Into the Drowning Deep
- Cover art for Into the Drowning Deep
- Author: Mira Grant
- Language: English
- Genre: Horror, Science fiction
- Set in: 2022, Mariana Trench, Challenger Deep
- Publisher: Orbit Books
- Publication date: 14 November 2017
- Media type: Print, ebook
- Pages: 448 (Hardcover)
- ISBN: 978-0316379403
- Preceded by: Rolling in the Deep
- Website: https://www.miragrant.com/books/into-the-drowning-deep/

= Into the Drowning Deep =

2017 novel by Mira Grant

Into the Drowning Deep is a 2017 science fiction horror novel by Mira Grant. It is the follow-up to her 2015 novella Rolling in the Deep. It focuses on Tory Stewart, a sonar specialist who becomes obsessed with mermaids after her sister's disappearance. Tory's sister Anne worked as a reporter for Imagine Entertainment. While filming a mockumentary about mermaids, the crew of Imagine's ship Atargatis vanished. Tory vows to discover the truth about what happened to her sister.

==Plot==

Seven years prior to the start of the story, the Atargatis is lost at sea. The ship was sent to the Mariana Trench by Imagine Entertainment, which specializes in filming B movies about mythical creatures. Though the ship is recovered weeks later, there is no trace of the crew. Leaked footage from the ship appears to show mermaids slaughtering the crew. The public is highly skeptical of the video and it is largely believed that the footage was being created for a mockumentary. Though some believe the footage is proof of the existence of mermaids, the incident is largely forgotten by popular culture.

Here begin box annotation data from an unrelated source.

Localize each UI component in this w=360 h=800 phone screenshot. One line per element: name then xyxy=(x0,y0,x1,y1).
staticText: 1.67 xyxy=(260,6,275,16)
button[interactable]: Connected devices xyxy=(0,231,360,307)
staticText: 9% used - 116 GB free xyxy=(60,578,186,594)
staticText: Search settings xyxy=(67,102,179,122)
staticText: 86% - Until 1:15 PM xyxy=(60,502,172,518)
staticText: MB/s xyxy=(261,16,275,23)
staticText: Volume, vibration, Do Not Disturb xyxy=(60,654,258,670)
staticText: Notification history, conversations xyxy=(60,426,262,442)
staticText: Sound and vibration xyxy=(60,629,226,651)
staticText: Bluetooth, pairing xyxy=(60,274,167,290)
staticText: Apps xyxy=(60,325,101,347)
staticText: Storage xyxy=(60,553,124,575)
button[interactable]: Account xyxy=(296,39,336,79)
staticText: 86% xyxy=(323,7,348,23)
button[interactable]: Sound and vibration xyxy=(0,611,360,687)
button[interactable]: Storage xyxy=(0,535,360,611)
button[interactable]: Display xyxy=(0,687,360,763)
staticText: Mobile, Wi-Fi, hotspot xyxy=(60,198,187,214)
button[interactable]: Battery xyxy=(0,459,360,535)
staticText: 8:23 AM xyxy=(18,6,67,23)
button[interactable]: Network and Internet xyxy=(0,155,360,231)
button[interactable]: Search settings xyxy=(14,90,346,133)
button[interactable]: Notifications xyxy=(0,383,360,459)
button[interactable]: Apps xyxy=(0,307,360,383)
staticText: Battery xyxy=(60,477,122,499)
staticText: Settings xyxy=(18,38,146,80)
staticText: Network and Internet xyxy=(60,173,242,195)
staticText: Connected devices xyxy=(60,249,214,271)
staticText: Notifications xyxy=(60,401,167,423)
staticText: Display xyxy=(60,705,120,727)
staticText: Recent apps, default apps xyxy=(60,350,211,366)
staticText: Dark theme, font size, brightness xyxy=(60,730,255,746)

Theodore Blackwell is an Imagine representative who begins recruiting interested parties for a second voyage to the Mariana Trench aboard the Melusine. His goal is to prove the existence of mermaids and to capture a live specimen, restoring the reputation of Imagine. He is accompanied by several hundred scientists and crew members, including his estranged wife Dr. Jillian Toth, Tory Stewart, Imagine reporter Olivia Sanderson, and the three Wilson sisters, all scientists.

At the Mariana Trench, Heather Wilson attempts to become the first human to reach the Challenger Deep in a submersible. She is killed by mermaids, proving their existence. Theodore captures a mermaid and keeps it in a tank. Over the course of several days, scouting parties of mermaids kill several crew members. Olivia and Tory begin a romantic relationship. The ship is then swarmed by mermaids, resulting in the deaths of most of the crew members. As the ship's safety systems fail, Dr. Toth works to unravel the mysteries of mermaid physiology and save the remaining crew. Hallie Wilson learns to communicate with the captive mermaid via sign language, which saves several crew members from being eaten. Tory realizes that all of the mermaids are actually male, and that the female is a ship-sized behemoth who is slowly moving toward the ship. She uses undersea lights to repel the female, and Olivia helps repair the ship's dysfunctional safety shutters. The surviving crew members are rescued days later.

==Reception==
Gerry Paige Smith of BookPage gave the novel a positive review, calling it original and stating it "will unnerve and enthrall even seasoned horror fans." Kirkus Reviews gave the novel a mostly positive review. They praised the novel's atmosphere of claustrophobic horror, while criticizing its length and excessive parenthetical asides. They positively compared the work to Jurassic Park and also praised Grant's smart commentary about climate change and the exploitation of sea creatures. Publishers Weekly gave a mixed review, praising the novel's concept and gore, while criticizing the writing style as clichéd and meandering.